Molecular Dynamics of Photosystem II Embedded in the Thylakoid Membrane

Journal article
Proteins
Lipid membranes
Cofactors
Author

Floris J. van Eerden, Tom van den Berg, Pim W. J. M. Frederix, Djurre H. de Jong, Xavier Periole, and Siewert J. Marrink

Doi

Citation (APA 7)

Van Eerden, F. J., Van Den Berg, T., Frederix, P. W., De Jong, D. H., Periole, X., & Marrink, S. J. (2017). Molecular dynamics of photosystem II embedded in the thylakoid membrane. The Journal of Physical Chemistry B, 121(15), 3237-3249.

Abstract

Photosystem II (PSII) is one of the key protein complexes in photosynthesis. We introduce a coarse grained model of PSII and present the analysis of 60 μs molecular dynamics simulations of PSII in both monomeric and dimeric form, embedded in a thylakoid membrane model that reflects its native lipid composition. We describe in detail the setup of the protein complex and the many natural cofactors and characterize their mobility. Overall we find that the protein subunits and cofactors are more flexible toward the periphery of the complex as well as near the PLQ exchange cavity and at the dimer interface. Of all cofactors, β-carotenes show the highest mobility. Some of the β-carotenes diffuse in and out of the protein complex via the thylakoid membrane.
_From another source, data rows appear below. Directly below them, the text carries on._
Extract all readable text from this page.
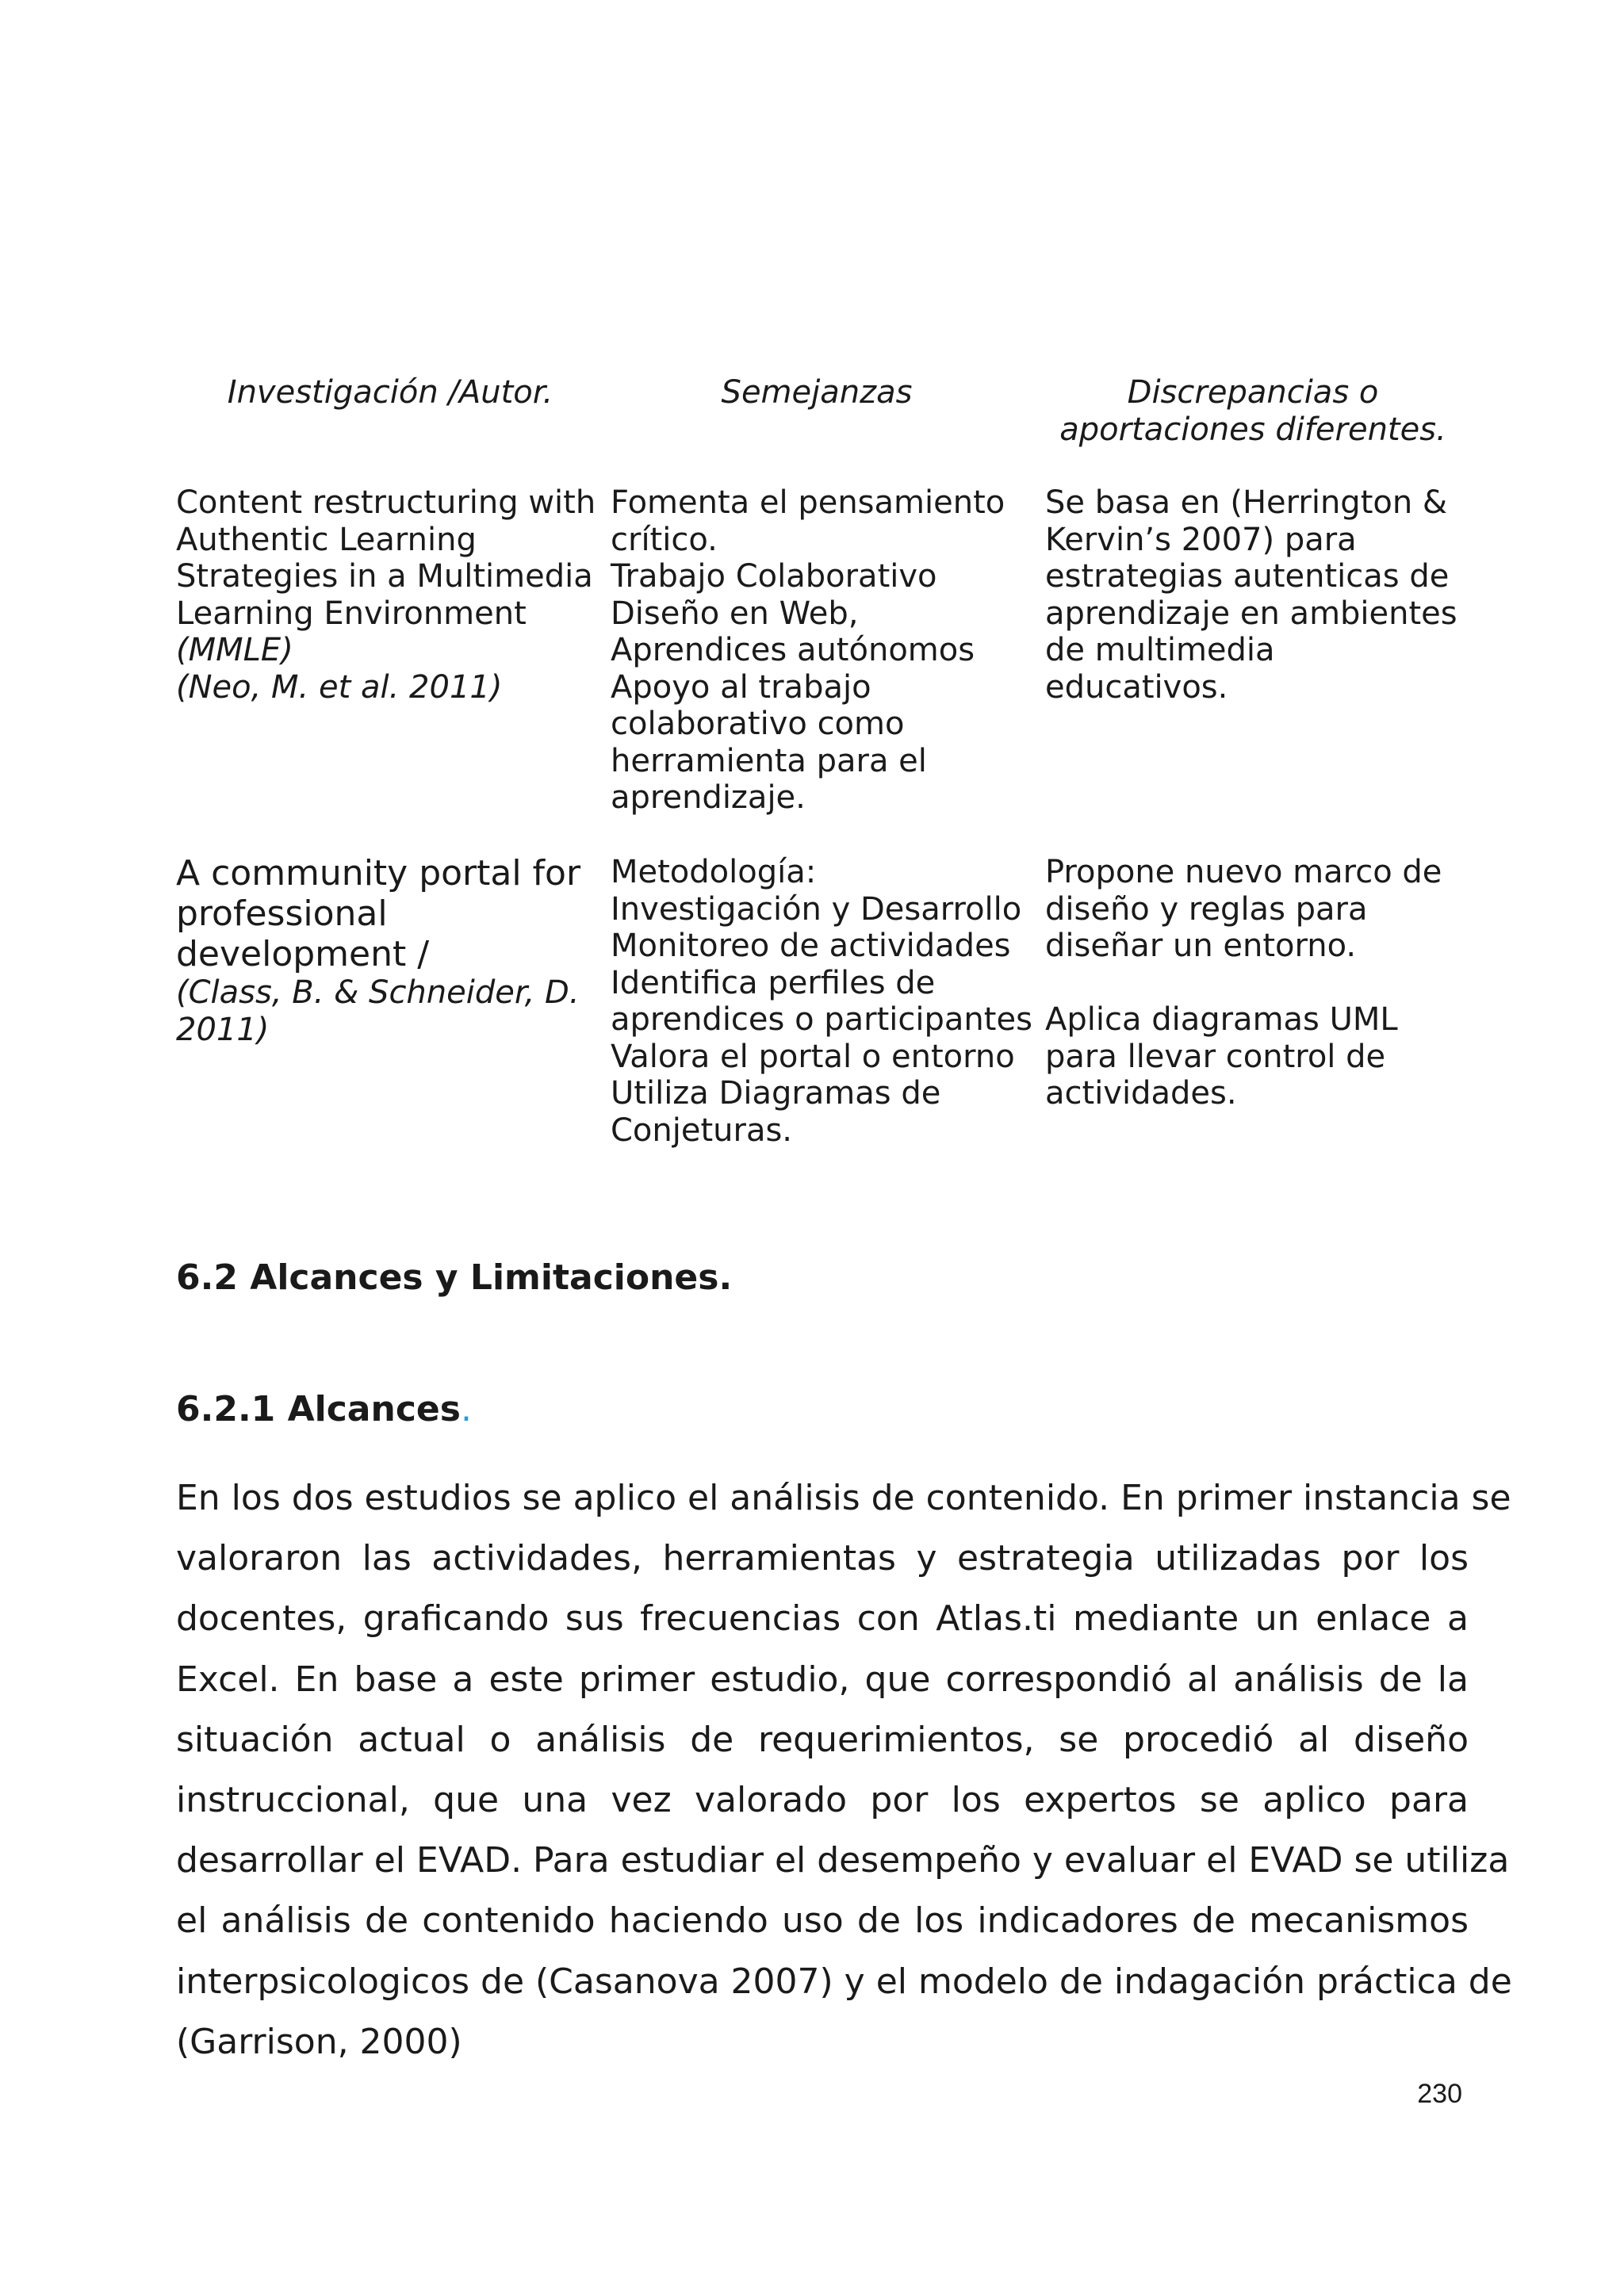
Investigación /Autor.	Semejanzas	Discrepancias o
aportaciones diferentes.
Content restructuring with
Authentic Learning
Strategies in a Multimedia
Learning Environment
(MMLE)
(Neo, M. et al. 2011)
Fomenta el pensamiento
crítico.
Trabajo Colaborativo
Diseño en Web,
Aprendices autónomos
Apoyo al trabajo
colaborativo como
herramienta para el
aprendizaje.
Se basa en (Herrington &
Kervin’s 2007) para
estrategias autenticas de
aprendizaje en ambientes
de multimedia
educativos.
A community portal for
professional
development /
(Class, B. & Schneider, D.
2011)
Metodología:
Investigación y Desarrollo
Monitoreo de actividades
Identifica perfiles de
aprendices o participantes
Valora el portal o entorno
Utiliza Diagramas de
Conjeturas.
Propone nuevo marco de
diseño y reglas para
diseñar un entorno.

Aplica diagramas UML
para llevar control de
actividades.
6.2 Alcances y Limitaciones.
6.2.1 Alcances.
En los dos estudios se aplico el análisis de contenido. En primer instancia se
valoraron las actividades, herramientas y estrategia utilizadas por los
docentes, graficando sus frecuencias con Atlas.ti mediante un enlace a
Excel. En base a este primer estudio, que correspondió al análisis de la
situación actual o análisis de requerimientos, se procedió al diseño
instruccional, que una vez valorado por los expertos se aplico para
desarrollar el EVAD. Para estudiar el desempeño y evaluar el EVAD se utiliza
el análisis de contenido haciendo uso de los indicadores de mecanismos
interpsicologicos de (Casanova 2007) y el modelo de indagación práctica de
(Garrison, 2000)
230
In contrast with the PSII dimer, the monomeric form adopts a tilted conformation in the membrane, with strong interactions between the soluble PsbO subunit and the glycolipid headgroups. Interestingly, the tilted conformation causes buckling of the membrane. Together, our results provide an unprecedented view of PSII dynamics on a microsecond time scale. Our data may be used as basis for the interpretation of experimental data as well as for theoretical models describing exciton energy transfer.